Eye For Film >> Movies >> Zelary (2003) Film Review
Zelary
Reviewed by: Angus Wolfe Murray
There are many ways of depicting life in an occupied country. The best is the simplest. Zelary harks back to the great East European films of the Fifties and Sixties.
The story, a true one, tells of Eliska, an intelligent, relatively sophisticated medical student, working as a nurse at a Prague hospital, where her fiance is a surgeon. Both are members of a Resistance cell, for whom Eliska acts as a courier, carrying sensitive information.
One day, she discovers that her fiance has fled and her life is in danger. The Nazis are onto them and she is persuaded to travel with one of her patients to his home in the Moravian mountains, where she must stay until the war is over.
Ondrej Trojan's film depicts the culture shock of leaving a city, with its diversity and opportunity, for a rural peasant existence, which involves, for the sake of acceptance and security, a change of name, marital status and social aspirations. In other words, Eliska becomes Hanna, weds the man she had nursed and integrates with the community.
Surprisingly, once Hanna sheds Eliska's persona and stops mourning her "real life," the story evolves into a romance. The villagers, from the priest to the schoolmaster to the midwife (who concocts her own potions) to the runaway boy (who lives in a hole in the ground), become infinitely sympathetic and interesting.
And then aspects of war burst upon their peaceful idyll.
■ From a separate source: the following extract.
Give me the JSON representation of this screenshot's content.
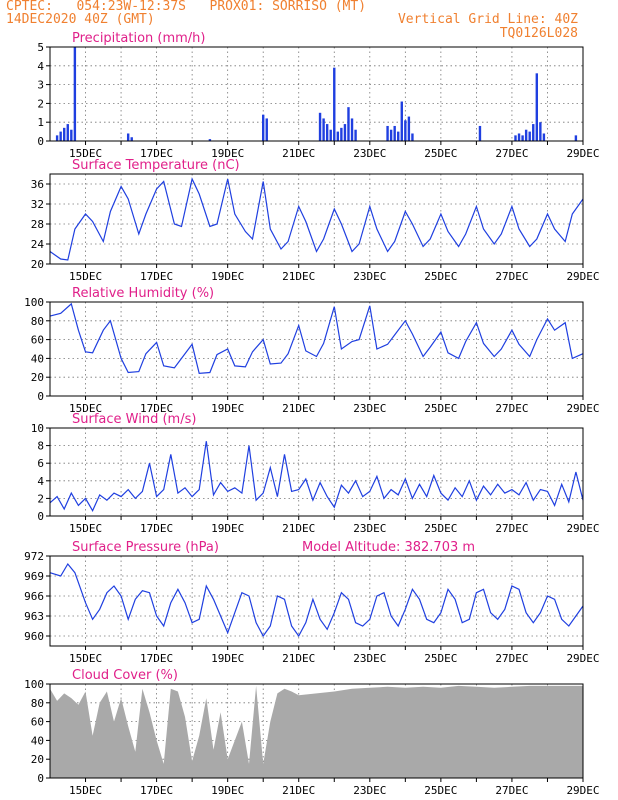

Undisciplined partisan militia and a Nazi raiding party converge. Suddenly, there is a feeling of Bosnia about the random chaos and killings, as if a carefully constructed life of communal continuity can be torn asunder by the forces of fear and hatred.
The performances have a depth and understanding that surpasses surface glamour. The rural life of subsistance farmers is beautifully realised and the pace of the film gently reflects Eliska's emotional journey.
Zelary may appear old fashioned in this techno revolutionary age, but its heart is pure and its eyes are as clear as summer.